2. Time-Based Validation
// Reject submissions faster than 3 seconds (bots are fast)
const FORM_LOAD_KEY = 'form_loaded_at';
// On form mount
useEffect(() => {
sessionStorage.setItem(FORM_LOAD_KEY, Date.now().toString());
}, []);
// On submit
const loadedAt = parseInt(sessionStorage.getItem(FORM_LOAD_KEY) || '0');
if (Date.now() - loadedAt < 3000) {
return; // Too fast, likely a bot
}
3. Rate Limiting
// Server-side rate limiting (Server Action or API route)

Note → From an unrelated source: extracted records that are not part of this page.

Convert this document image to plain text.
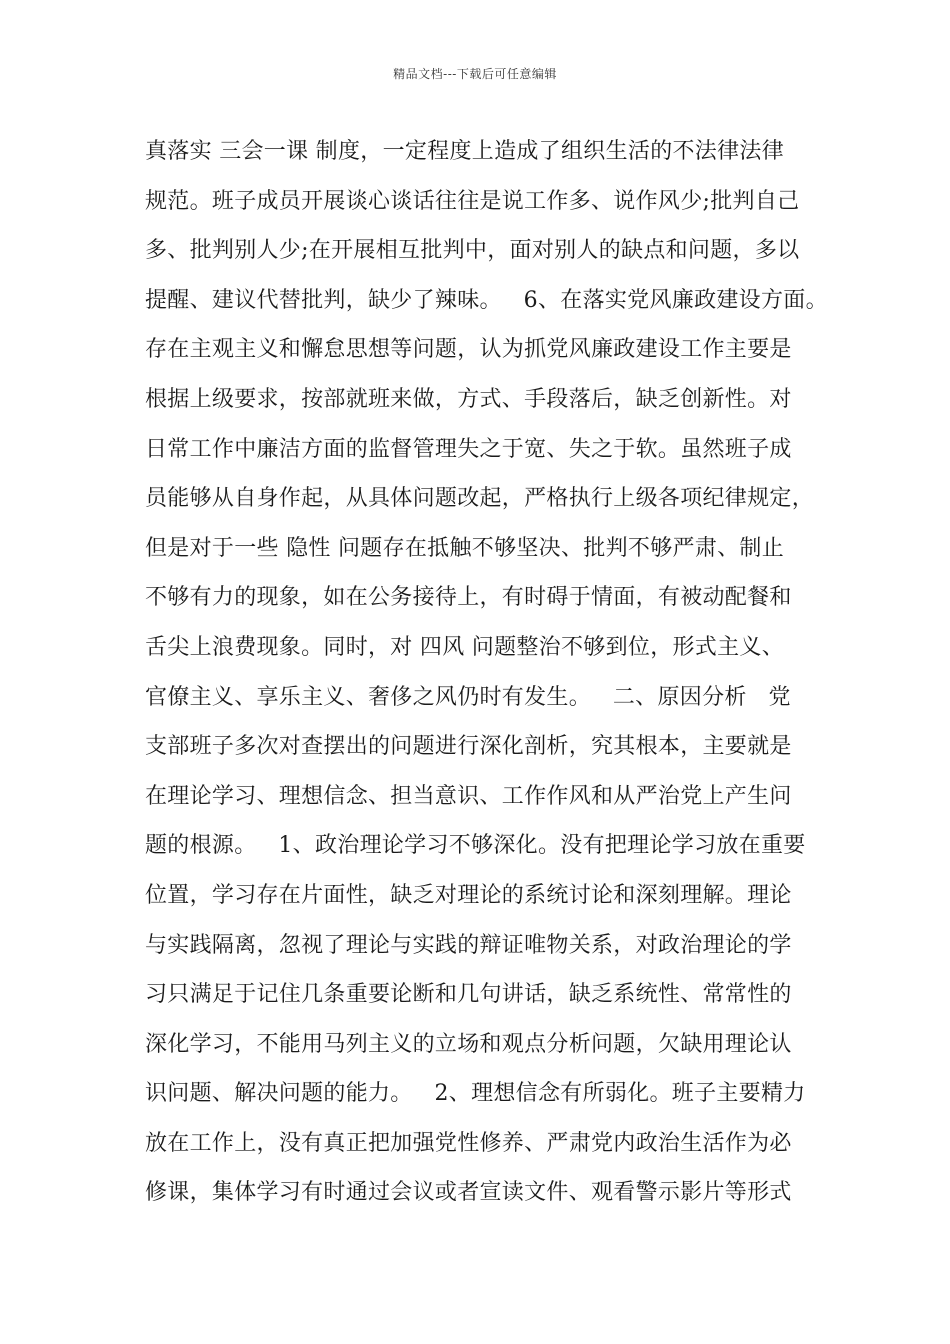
精品文档---下载后可任意编辑
真落实 三会一课 制度，一定程度上造成了组织生活的不法律法律
规范。班子成员开展谈心谈话往往是说工作多、说作风少;批判自己
多、批判别人少;在开展相互批判中，面对别人的缺点和问题，多以
提醒、建议代替批判，缺少了辣味。   6、在落实党风廉政建设方面。
存在主观主义和懈怠思想等问题，认为抓党风廉政建设工作主要是
根据上级要求，按部就班来做，方式、手段落后，缺乏创新性。对
日常工作中廉洁方面的监督管理失之于宽、失之于软。虽然班子成
员能够从自身作起，从具体问题改起，严格执行上级各项纪律规定，
但是对于一些 隐性 问题存在抵触不够坚决、批判不够严肃、制止
不够有力的现象，如在公务接待上，有时碍于情面，有被动配餐和
舌尖上浪费现象。同时，对 四风 问题整治不够到位，形式主义、
官僚主义、享乐主义、奢侈之风仍时有发生。   二、原因分析   党
支部班子多次对查摆出的问题进行深化剖析，究其根本，主要就是
在理论学习、理想信念、担当意识、工作作风和从严治党上产生问
题的根源。   1、政治理论学习不够深化。没有把理论学习放在重要
位置，学习存在片面性，缺乏对理论的系统讨论和深刻理解。理论
与实践隔离，忽视了理论与实践的辩证唯物关系，对政治理论的学
习只满足于记住几条重要论断和几句讲话，缺乏系统性、常常性的
深化学习，不能用马列主义的立场和观点分析问题，欠缺用理论认
识问题、解决问题的能力。   2、理想信念有所弱化。班子主要精力
放在工作上，没有真正把加强党性修养、严肃党内政治生活作为必
修课，集体学习有时通过会议或者宣读文件、观看警示影片等形式
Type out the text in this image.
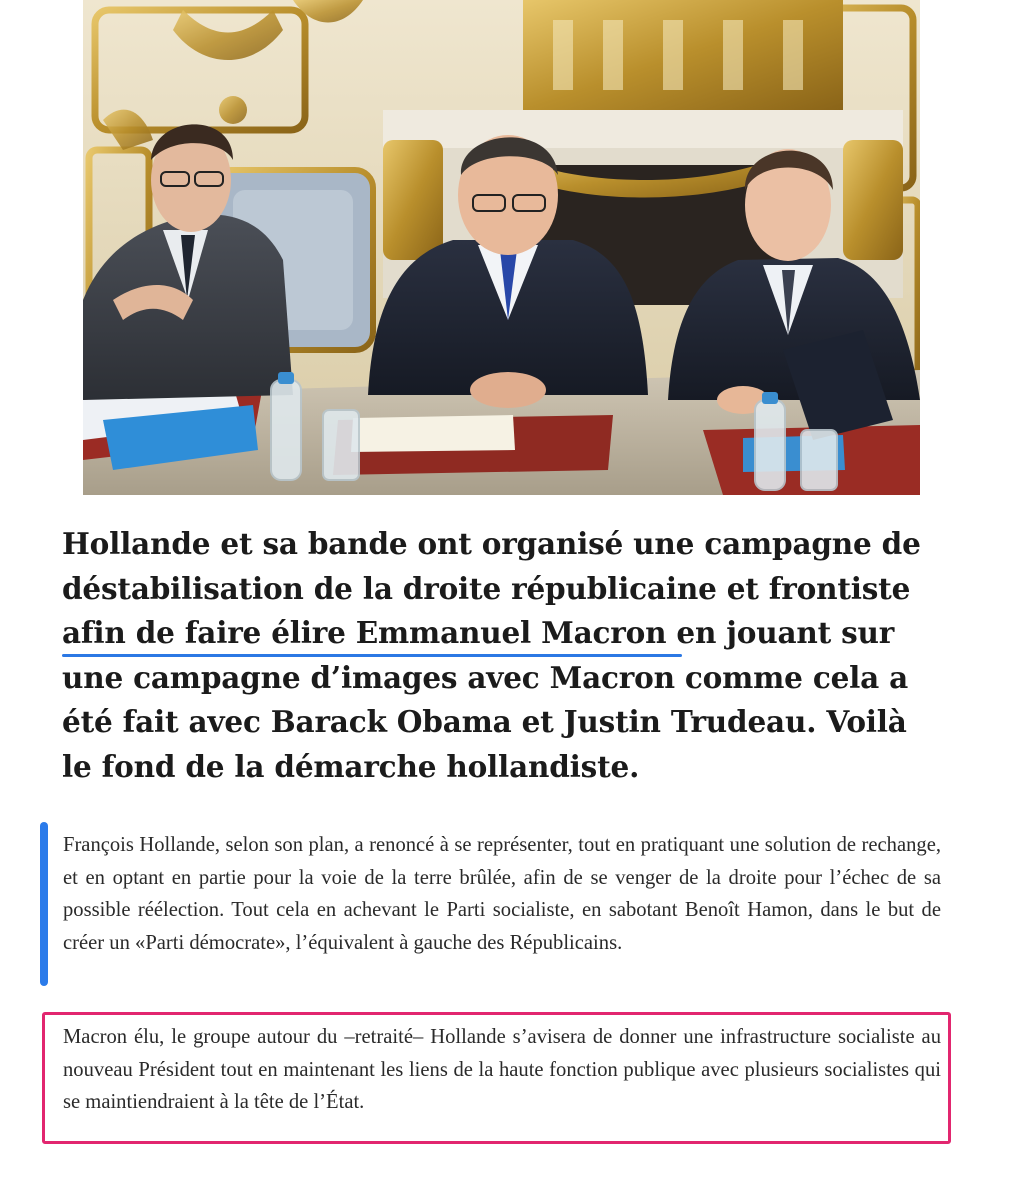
Hollande et sa bande ont organisé une campagne de déstabilisation de la droite républicaine et frontiste afin de faire élire Emmanuel Macron en jouant sur une campagne d’images avec Macron comme cela a été fait avec Barack Obama et Justin Trudeau. Voilà le fond de la démarche hollandiste.

François Hollande, selon son plan, a renoncé à se représenter, tout en pratiquant une solution de rechange, et en optant en partie pour la voie de la terre brûlée, afin de se venger de la droite pour l’échec de sa possible réélection. Tout cela en achevant le Parti socialiste, en sabotant Benoît Hamon, dans le but de créer un «Parti démocrate», l’équivalent à gauche des Républicains.

Macron élu, le groupe autour du –retraité– Hollande s’avisera de donner une infrastructure socialiste au nouveau Président tout en maintenant les liens de la haute fonction publique avec plusieurs socialistes qui se maintiendraient à la tête de l’État.
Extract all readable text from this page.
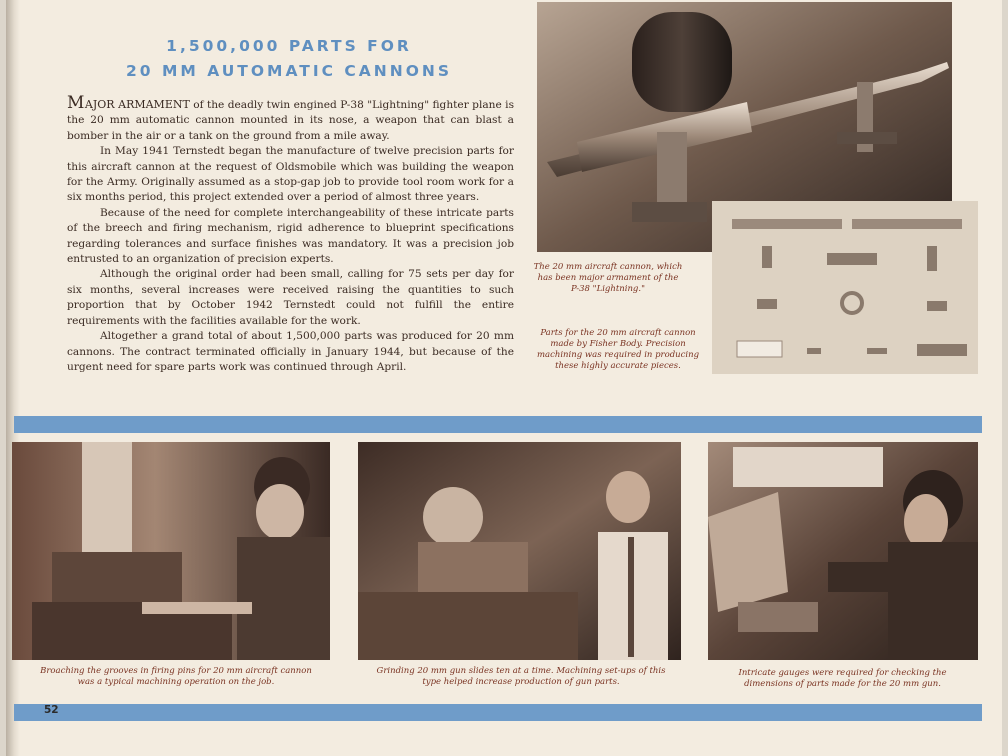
1,500,000 PARTS FOR
20 MM AUTOMATIC CANNONS

MAJOR ARMAMENT of the deadly twin engined P-38 "Lightning" fighter plane is the 20 mm automatic cannon mounted in its nose, a weapon that can blast a bomber in the air or a tank on the ground from a mile away.

In May 1941 Ternstedt began the manufacture of twelve precision parts for this aircraft cannon at the request of Oldsmobile which was building the weapon for the Army. Originally assumed as a stop-gap job to provide tool room work for a six months period, this project extended over a period of almost three years.

Because of the need for complete interchangeability of these intricate parts of the breech and firing mechanism, rigid adherence to blueprint specifications regarding tolerances and surface finishes was mandatory. It was a precision job entrusted to an organization of precision experts.

Although the original order had been small, calling for 75 sets per day for six months, several increases were received raising the quantities to such proportion that by October 1942 Ternstedt could not fulfill the entire requirements with the facilities available for the work.

Altogether a grand total of about 1,500,000 parts was produced for 20 mm cannons. The contract terminated officially in January 1944, but because of the urgent need for spare parts work was continued through April.

The 20 mm aircraft cannon, which has been major armament of the P-38 "Lightning."
Parts for the 20 mm aircraft cannon made by Fisher Body. Precision machining was required in producing these highly accurate pieces.
Broaching the grooves in firing pins for 20 mm aircraft cannon was a typical machining operation on the job.
Grinding 20 mm gun slides ten at a time. Machining set-ups of this type helped increase production of gun parts.
Intricate gauges were required for checking the dimensions of parts made for the 20 mm gun.
52
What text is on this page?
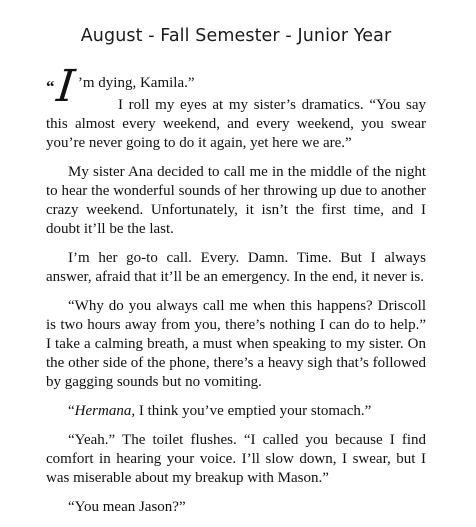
August - Fall Semester - Junior Year
“ I ’m dying, Kamila.”

I roll my eyes at my sister’s dramatics. “You say this almost every weekend, and every weekend, you swear you’re never going to do it again, yet here we are.”

My sister Ana decided to call me in the middle of the night to hear the wonderful sounds of her throwing up due to another crazy weekend. Unfortunately, it isn’t the first time, and I doubt it’ll be the last.

I’m her go-to call. Every. Damn. Time. But I always answer, afraid that it’ll be an emergency. In the end, it never is.

“Why do you always call me when this happens? Driscoll is two hours away from you, there’s nothing I can do to help.” I take a calming breath, a must when speaking to my sister. On the other side of the phone, there’s a heavy sigh that’s followed by gagging sounds but no vomiting.

“Hermana, I think you’ve emptied your stomach.”

“Yeah.” The toilet flushes. “I called you because I find comfort in hearing your voice. I’ll slow down, I swear, but I was miserable about my breakup with Mason.”

“You mean Jason?”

const submissions = new Map<string, number[]>();
function isRateLimited(ip: string, maxPerHour = 5): boolean {
const now = Date.now();
const hourAgo = now - 60 * 60 * 1000;
const times = (submissions.get(ip) || []).filter(t => t > hourAgo);
submissions.set(ip, [...times, now]);
return times.length >= maxPerHour;
}
EmailJS vs Server Actions: When to Use Which
| Factor | EmailJS | Server Actions |
|---|---|---|
| Setup time | 5 minutes | 30 minutes |
| Backend needed | No | Yes (Next.js) |
| Validation | Client-only | Server + client |
| Security | Public key exposed | API keys server-side |
| Rate limiting | EmailJS handles it | You implement it |
| Email customization | Template-based | Full HTML control |
| Cost | Free tier: 200/month | Depends on email provider |
| Best for | Portfolios, landing pages | SaaS, business apps |
Key Takeaways
- EmailJS for simplicity — Perfect for portfolios and static sites
- Server Actions for control — Full validation, security, and customization
- Honeypot + time check — Simple spam protection that catches 95% of bots
- Accessible error states —
aria-invalid,aria-describedby, androle="alert" - Escape HTML in emails — Prevent XSS in email templates
- Rate limit everything — Protect against abuse on both client and server
A contact form is often the most important conversion point on your site. Make it reliable, accessible, and spam-resistant, and visitors become clients.